Monday, August 06, 2012
The Immortal Chavela Vargas
Mexico will honor the passing of the great singer Chavela Vargas with an open casket viewing in the Palace of Fine Arts today. If I could go pay my respects, I would. Gone is one of the greatest singers in the Spanish speaking world.
I first met Chavela Vargas when I was a child. She was a neighbor of my uncle, who had a house near Cuernavaca in Ahuatepec, a place she wrote a beautiful song about.
At the time, by ten in the morning she already had several tequilas on her. She liked to come over to sing and eat and drink some more. She was always warm and funny. She used to call my cousin Carlos, who was a big boy, her "sietemesino de oro": her golden seven-months preemie. Sometimes she brought her guitar and she sang for us, with that torrential voice of hers, which at the time was still unbroken. My uncle eventually sold the house and I never heard from Chavela again. In fact, many people thought she had died, given her penchant for hard drinking. It wasn't until the 1990s, when she was in her seventies, that she resurfaced in Mexico, after going through a scare with tongue cancer (she also smoked cigars). She was brought out from semi-obscurity by the owners of a bohemian nightclub in Mexico City, where she used to hold court to packed, adoring audiences. I saw her sing in that intimate space many times. Not once did I ever manage to make it through one of her performances without dissolving in hot tears of pain, joy and gratitude. She was one of the most powerful performers I have ever seen. She seemed to tower onstage, wearing her very elegant ponchos, accompanied only by a guitar player. I remember meeting her backstage after one of her shows and being shocked at how tiny and almost frail she seemed offstage. But when that raspy voice of hers boomed out, she made your heart quake. She used to have more or less the same repertoire of great Mexican ranchera songs every night, but each time she sang one of those torch songs (we call them slash-your-wrists songs) it was as if it was coming out of her guts for the first time. She gave her soul in every song. And the feeling was not maudlin, self-pitying, or forced. It was brutal. It was tough. It was raw. As real and as strong as an earthquake. But then after each song she would make funny jokes about her now sadly abstemious life or engage the audience in puckish repartee.

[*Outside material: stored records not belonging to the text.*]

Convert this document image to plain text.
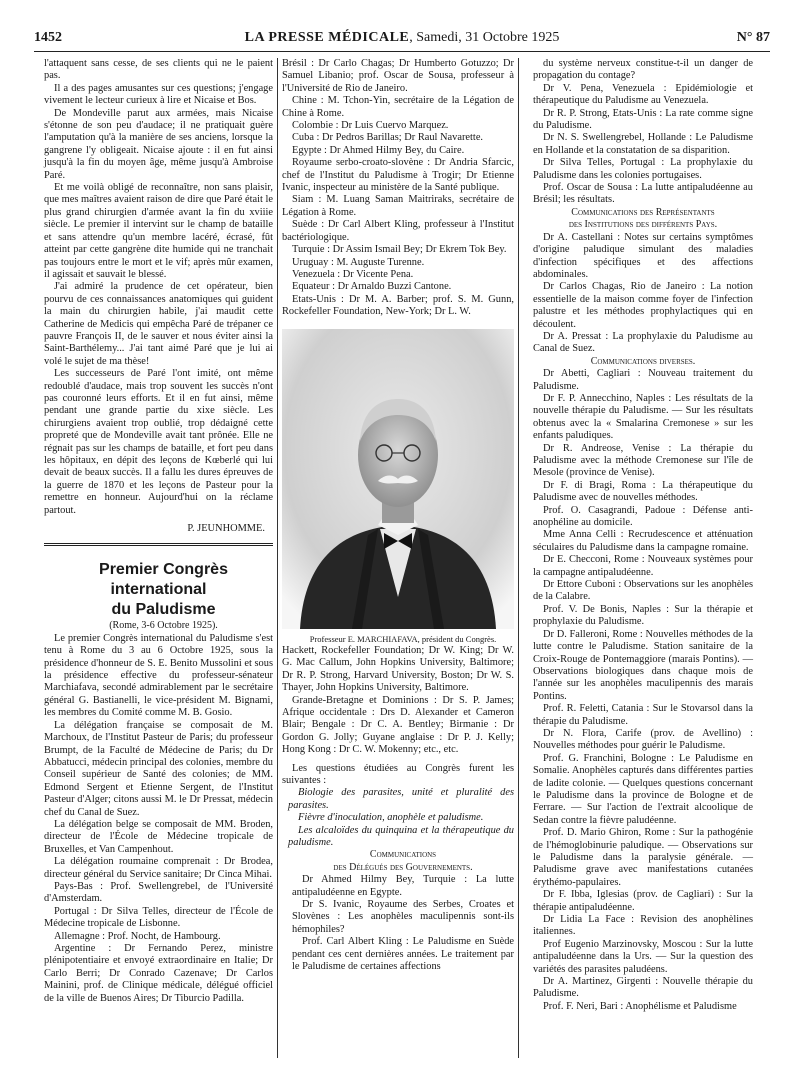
1452	LA PRESSE MÉDICALE, Samedi, 31 Octobre 1925	N° 87

l'attaquent sans cesse, de ses clients qui ne le paient pas.

Il a des pages amusantes sur ces questions; j'engage vivement le lecteur curieux à lire et Nicaise et Bos.

De Mondeville parut aux armées, mais Nicaise s'étonne de son peu d'audace; il ne pratiquait guère l'amputation qu'à la manière de ses anciens, lorsque la gangrene l'y obligeait. Nicaise ajoute : il en fut ainsi jusqu'à la fin du moyen âge, même jusqu'à Ambroise Paré.

Et me voilà obligé de reconnaître, non sans plaisir, que mes maîtres avaient raison de dire que Paré était le plus grand chirurgien d'armée avant la fin du xviiie siècle. Le premier il intervint sur le champ de bataille et sans attendre qu'un membre lacéré, écrasé, fût atteint par cette gangrène dite humide qui ne tranchait pas toujours entre le mort et le vif; après mûr examen, il agissait et sauvait le blessé.

J'ai admiré la prudence de cet opérateur, bien pourvu de ces connaissances anatomiques qui guident la main du chirurgien habile, j'ai maudit cette Catherine de Medicis qui empêcha Paré de trépaner ce pauvre François II, de le sauver et nous éviter ainsi la Saint-Barthélemy... J'ai tant aimé Paré que je lui ai volé le sujet de ma thèse!

Les successeurs de Paré l'ont imité, ont même redoublé d'audace, mais trop souvent les succès n'ont pas couronné leurs efforts. Et il en fut ainsi, même pendant une grande partie du xixe siècle. Les chirurgiens avaient trop oublié, trop dédaigné cette propreté que de Mondeville avait tant prônée. Elle ne régnait pas sur les champs de bataille, et fort peu dans les hôpitaux, en dépit des leçons de Kœberlé qui lui devait de beaux succès. Il a fallu les dures épreuves de la guerre de 1870 et les leçons de Pasteur pour la remettre en honneur. Aujourd'hui on la réclame partout.

P. JEUNHOMME.

Premier Congrès international

du Paludisme

(Rome, 3-6 Octobre 1925).

Le premier Congrès international du Paludisme s'est tenu à Rome du 3 au 6 Octobre 1925, sous la présidence d'honneur de S. E. Benito Mussolini et sous la présidence effective du professeur-sénateur Marchiafava, secondé admirablement par le secrétaire général G. Bastianelli, le vice-président M. Bignami, les membres du Comité comme M. B. Gosio.

La délégation française se composait de M. Marchoux, de l'Institut Pasteur de Paris; du professeur Brumpt, de la Faculté de Médecine de Paris; du Dr Abbatucci, médecin principal des colonies, membre du Conseil supérieur de Santé des colonies; de MM. Edmond Sergent et Etienne Sergent, de l'Institut Pasteur d'Alger; citons aussi M. le Dr Pressat, médecin chef du Canal de Suez.

La délégation belge se composait de MM. Broden, directeur de l'École de Médecine tropicale de Bruxelles, et Van Campenhout.

La délégation roumaine comprenait : Dr Brodea, directeur général du Service sanitaire; Dr Cinca Mihai.

Pays-Bas : Prof. Swellengrebel, de l'Université d'Amsterdam.

Portugal : Dr Silva Telles, directeur de l'École de Médecine tropicale de Lisbonne.

Allemagne : Prof. Nocht, de Hambourg.

Argentine : Dr Fernando Perez, ministre plénipotentiaire et envoyé extraordinaire en Italie; Dr Carlo Berri; Dr Conrado Cazenave; Dr Carlos Mainini, prof. de Clinique médicale, délégué officiel de la ville de Buenos Aires; Dr Tiburcio Padilla.

Brésil : Dr Carlo Chagas; Dr Humberto Gotuzzo; Dr Samuel Libanio; prof. Oscar de Sousa, professeur à l'Université de Rio de Janeiro.

Chine : M. Tchon-Yin, secrétaire de la Légation de Chine à Rome.

Colombie : Dr Luis Cuervo Marquez.

Cuba : Dr Pedros Barillas; Dr Raul Navarette.

Egypte : Dr Ahmed Hilmy Bey, du Caire.

Royaume serbo-croato-slovène : Dr Andria Sfarcic, chef de l'Institut du Paludisme à Trogir; Dr Etienne Ivanic, inspecteur au ministère de la Santé publique.

Siam : M. Luang Saman Maitriraks, secrétaire de Légation à Rome.

Suède : Dr Carl Albert Kling, professeur à l'Institut bactériologique.

Turquie : Dr Assim Ismail Bey; Dr Ekrem Tok Bey.

Uruguay : M. Auguste Turenne.

Venezuela : Dr Vicente Pena.

Equateur : Dr Arnaldo Buzzi Cantone.

Etats-Unis : Dr M. A. Barber; prof. S. M. Gunn, Rockefeller Foundation, New-York; Dr L. W.

Professeur E. MARCHIAFAVA, président du Congrès.

Hackett, Rockefeller Foundation; Dr W. King; Dr W. G. Mac Callum, John Hopkins University, Baltimore; Dr R. P. Strong, Harvard University, Boston; Dr W. S. Thayer, John Hopkins University, Baltimore.

Grande-Bretagne et Dominions : Dr S. P. James; Afrique occidentale : Drs D. Alexander et Cameron Blair; Bengale : Dr C. A. Bentley; Birmanie : Dr Gordon G. Jolly; Guyane anglaise : Dr P. J. Kelly; Hong Kong : Dr C. W. Mokenny; etc., etc.

Les questions étudiées au Congrès furent les suivantes :

Biologie des parasites, unité et pluralité des parasites.

Fièvre d'inoculation, anophèle et paludisme.

Les alcaloïdes du quinquina et la thérapeutique du paludisme.

Communications

des Délégués des Gouvernements.

Dr Ahmed Hilmy Bey, Turquie : La lutte antipaludéenne en Egypte.

Dr S. Ivanic, Royaume des Serbes, Croates et Slovènes : Les anophèles maculipennis sont-ils hémophiles?

Prof. Carl Albert Kling : Le Paludisme en Suède pendant ces cent dernières années. Le traitement par le Paludisme de certaines affections

du système nerveux constitue-t-il un danger de propagation du contage?

Dr V. Pena, Venezuela : Epidémiologie et thérapeutique du Paludisme au Venezuela.

Dr R. P. Strong, Etats-Unis : La rate comme signe du Paludisme.

Dr N. S. Swellengrebel, Hollande : Le Paludisme en Hollande et la constatation de sa disparition.

Dr Silva Telles, Portugal : La prophylaxie du Paludisme dans les colonies portugaises.

Prof. Oscar de Sousa : La lutte antipaludéenne au Brésil; les résultats.

Communications des Représentants

des Institutions des différents Pays.

Dr A. Castellani : Notes sur certains symptômes d'origine paludique simulant des maladies d'infection spécifiques et des affections abdominales.

Dr Carlos Chagas, Rio de Janeiro : La notion essentielle de la maison comme foyer de l'infection palustre et les méthodes prophylactiques qui en découlent.

Dr A. Pressat : La prophylaxie du Paludisme au Canal de Suez.

Communications diverses.

Dr Abetti, Cagliari : Nouveau traitement du Paludisme.

Dr F. P. Annecchino, Naples : Les résultats de la nouvelle thérapie du Paludisme. — Sur les résultats obtenus avec la « Smalarina Cremonese » sur les enfants paludiques.

Dr R. Andreose, Venise : La thérapie du Paludisme avec la méthode Cremonese sur l'île de Mesole (province de Venise).

Dr F. di Bragi, Roma : La thérapeutique du Paludisme avec de nouvelles méthodes.

Prof. O. Casagrandi, Padoue : Défense anti-anophéline au domicile.

Mme Anna Celli : Recrudescence et atténuation séculaires du Paludisme dans la campagne romaine.

Dr E. Checconi, Rome : Nouveaux systèmes pour la campagne antipaludéenne.

Dr Ettore Cuboni : Observations sur les anophèles de la Calabre.

Prof. V. De Bonis, Naples : Sur la thérapie et prophylaxie du Paludisme.

Dr D. Falleroni, Rome : Nouvelles méthodes de la lutte contre le Paludisme. Station sanitaire de la Croix-Rouge de Pontemaggiore (marais Pontins). — Observations biologiques dans chaque mois de l'année sur les anophèles maculipennis des marais Pontins.

Prof. R. Feletti, Catania : Sur le Stovarsol dans la thérapie du Paludisme.

Dr N. Flora, Carife (prov. de Avellino) : Nouvelles méthodes pour guérir le Paludisme.

Prof. G. Franchini, Bologne : Le Paludisme en Somalie. Anophèles capturés dans différentes parties de ladite colonie. — Quelques questions concernant le Paludisme dans la province de Bologne et de Ferrare. — Sur l'action de l'extrait alcoolique de Sedan contre la fièvre paludéenne.

Prof. D. Mario Ghiron, Rome : Sur la pathogénie de l'hémoglobinurie paludique. — Observations sur le Paludisme dans la paralysie générale. — Paludisme grave avec manifestations cutanées érythémo-papulaires.

Dr F. Ibba, Iglesias (prov. de Cagliari) : Sur la thérapie antipaludéenne.

Dr Lidia La Face : Revision des anophèlines italiennes.

Prof Eugenio Marzinovsky, Moscou : Sur la lutte antipaludéenne dans la Urs. — Sur la question des variétés des parasites paludéens.

Dr A. Martinez, Girgenti : Nouvelle thérapie du Paludisme.

Prof. F. Neri, Bari : Anophélisme et Paludisme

I remember a very funny story she told one night about going to the Royal Palace in Madrid to sing for the Spanish royal family. King Juan Carlos was her friend. They invited her over for dinner, she had a great time. When it was time to leave, she put on her raincoat and left. It felt a little big on her. When she got to the hotel, she realized that she had taken the King's raincoat, and she found the King's wallet, with the King's credit cards in it. She then imagined King Juan Carlos trying to fit into her raincoat. Whether this is made up or not, it was such a lovely way to conveying to us her own royalty and humility. For those of us who were transformed (mostly into helpless pools of tears) by her power, she was regal. She was a goddess, which is what fans in the audience screamed at her at the end of each song. I am extremely sad to see her go, but I'm glad to know she lasted with power, grace and humor until the end. She had one of the greatest second acts in life. We have been bestowed with the extraordinary luck to have heard her sing her heart out.